Della storia del panettone, il dolce simbolo di Milano, ve ne abbiamo già parlato.

Del liquore al panettone, invece, no, Sì, avete letto bene: al panettone. Perché privarsi della gioia del panettone quando non è Natale? E perché non provare la sua versione liquida, altrettanto buona?

Questo è quello che, probabilmente, hanno pensato i barman di Lacerba, il locale vicino a Corso di Porta Romana. Leonardo Todisco, Agostino Galli, Giacomo Ellena e Niccolò Caramiello hanno ideato e realizzato il Panettone Sour, partendo da questi ingredienti: 1 panettone classico da un kilo, 3 litri di rum scuro non troppo invecchiato, 4 bottiglie da litro con collo largo, 60 ml di sciroppo di zucchero.
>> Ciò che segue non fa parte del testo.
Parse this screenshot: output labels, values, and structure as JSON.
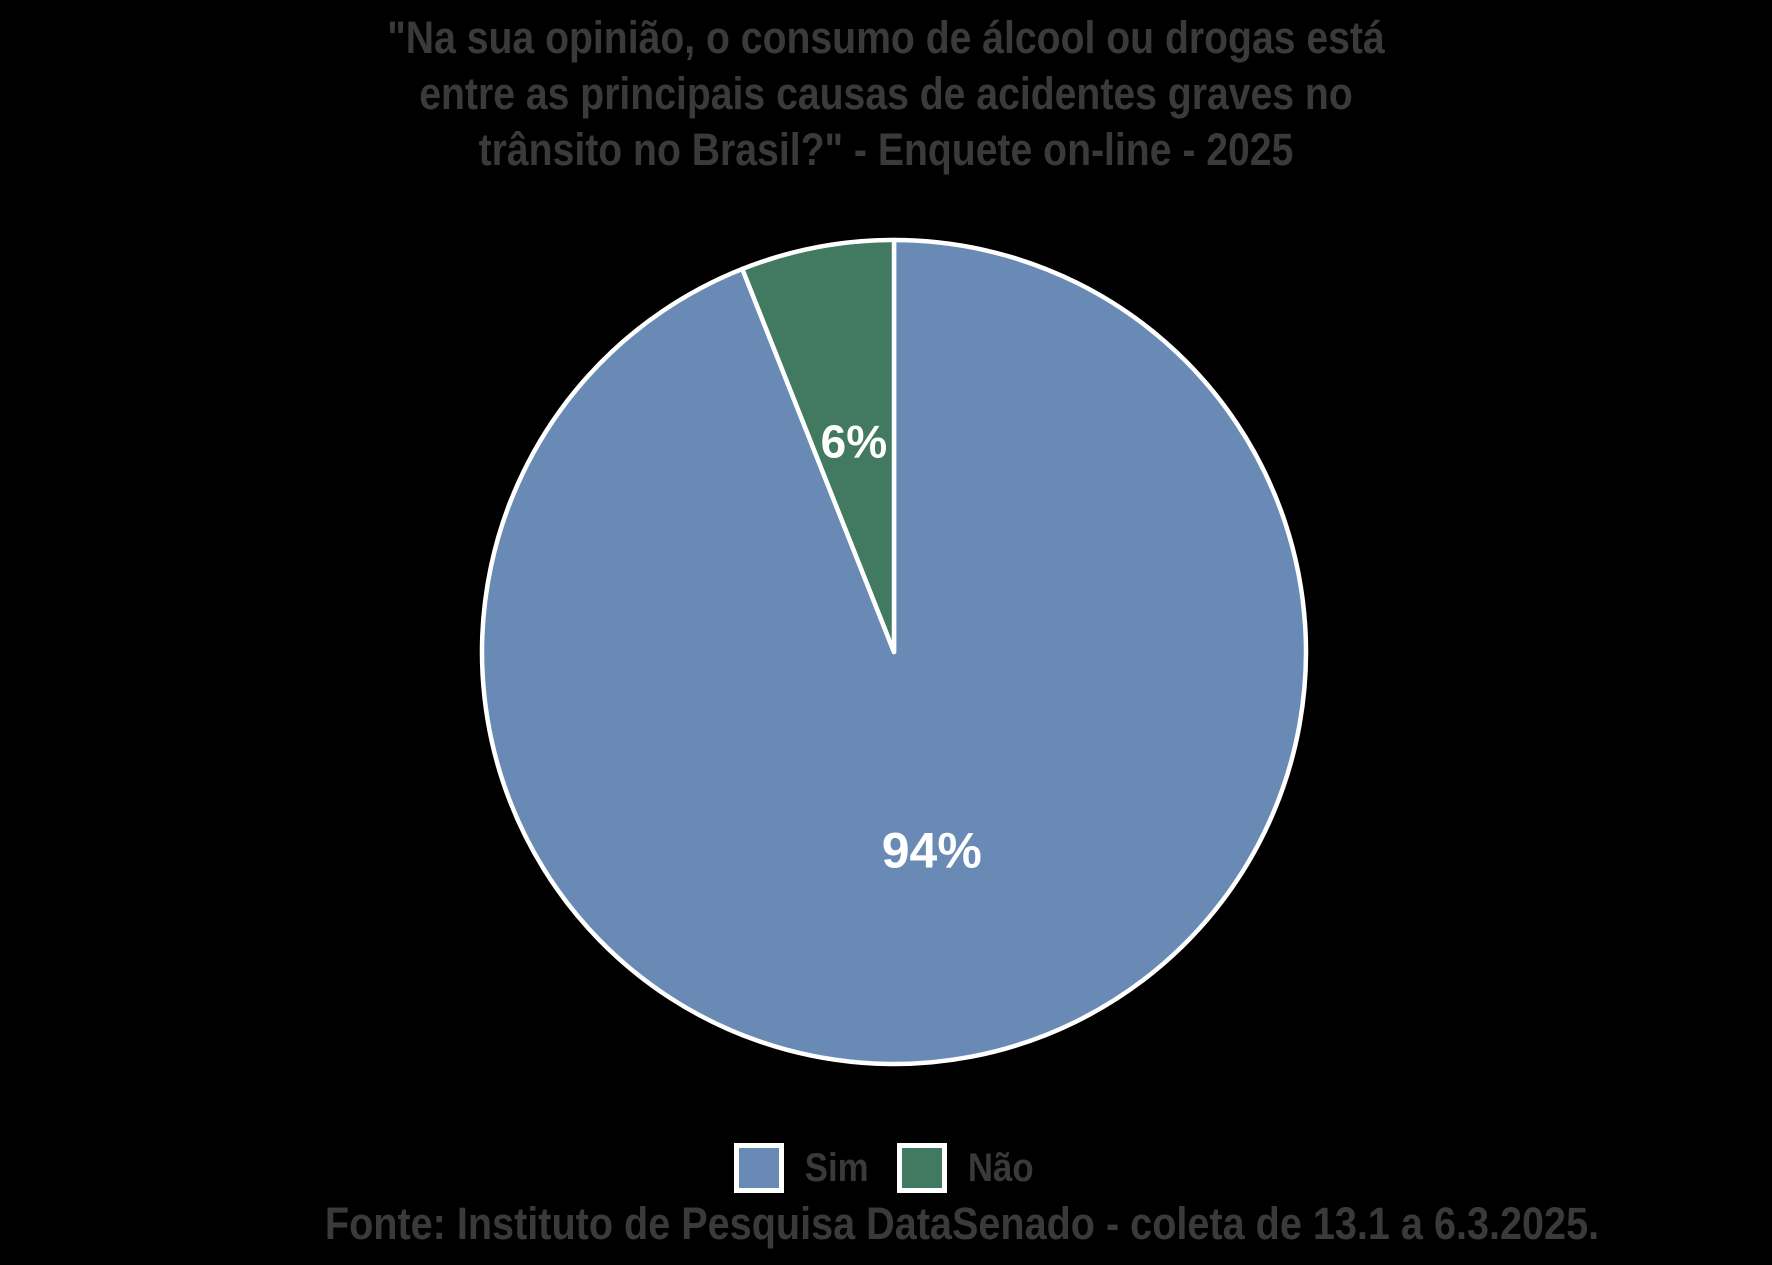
{
  "title": "\"Na sua opinião, o consumo de álcool ou drogas está\nentre as principais causas de acidentes graves no\ntrânsito no Brasil?\" - Enquete on-line - 2025",
  "chart_data": {
    "type": "pie",
    "title": "\"Na sua opinião, o consumo de álcool ou drogas está entre as principais causas de acidentes graves no trânsito no Brasil?\" - Enquete on-line - 2025",
    "categories": [
      "Sim",
      "Não"
    ],
    "values": [
      94,
      6
    ],
    "value_labels": [
      "94%",
      "6%"
    ],
    "colors": [
      "#6A8AB6",
      "#417A60"
    ],
    "slice_border_color": "#FFFFFF",
    "label_text_color": "#FFFFFF",
    "start_angle_deg": 0,
    "direction": "clockwise",
    "legend_position": "bottom",
    "source": "Fonte: Instituto de Pesquisa DataSenado - coleta de 13.1 a 6.3.2025."
  },
  "legend": {
    "items": [
      {
        "label": "Sim",
        "color": "#6A8AB6"
      },
      {
        "label": "Não",
        "color": "#417A60"
      }
    ]
  },
  "footer": {
    "source": "Fonte: Instituto de Pesquisa DataSenado - coleta de 13.1 a 6.3.2025."
  },
  "colors": {
    "background": "#000000",
    "title_text": "#3A3A3A",
    "legend_text": "#3A3A3A",
    "source_text": "#3A3A3A"
  }
}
Il risultato è un liquore al panettone, ottimo in qualsiasi stagione dell’anno!

Il cocktail con il nome del Naviglio

Martesana

Credits: http://zero.eu/magazine/giro-di-shot-intervista-con-marco-russo-del-1930/

Lo Speakeasy 1930 è il cocktail bar nato a marzo 2013, nel quale si può accedere solo tramite tessera: per averla, rivolgetevi al Mag sui Navigli, la gestione è la stessa.

Marco Russo è il barman di Speakeasy 1930. È sua la ricetta del Martesana, il cocktail che omaggia il Naviglio di Milano. Russo è nato a Bassiano e ha percorso per vent’anni il Naviglio della Martesana che collega Trezzo sull’Adda a Milano, passando per Gorgonzola.

Il Martesana celebra il percorso, fisico e metaforico, del barman verso Milano: ovviamente, nella sua ricetta, non poteva mancare il gorgonzola, distillato a bassa pressione.

Il cocktail della buonanotte

Pimp-Tina

Credits: http://zero.eu/magazine/pimp-tina/pimp-tina-2/

A base di camomilla, pensato appositamente per una cliente abituale di Elitabar, Martina, che non sapeva mai se bere l’ultimo cocktail prima di andare a dormire. Il barman di Elitabar, quindi, ha deciso di creare un cocktail che le conciliasse un sonno sereno.

Il Pimp Tina è a base di camomilla, gin Tanquerey No. 10, 30 ml di spremuta di pompelmo rosa e 20 ml di simple syrup. Il sottotitolo è “Prima di dormire?”: sorseggiatelo e… buonanotte!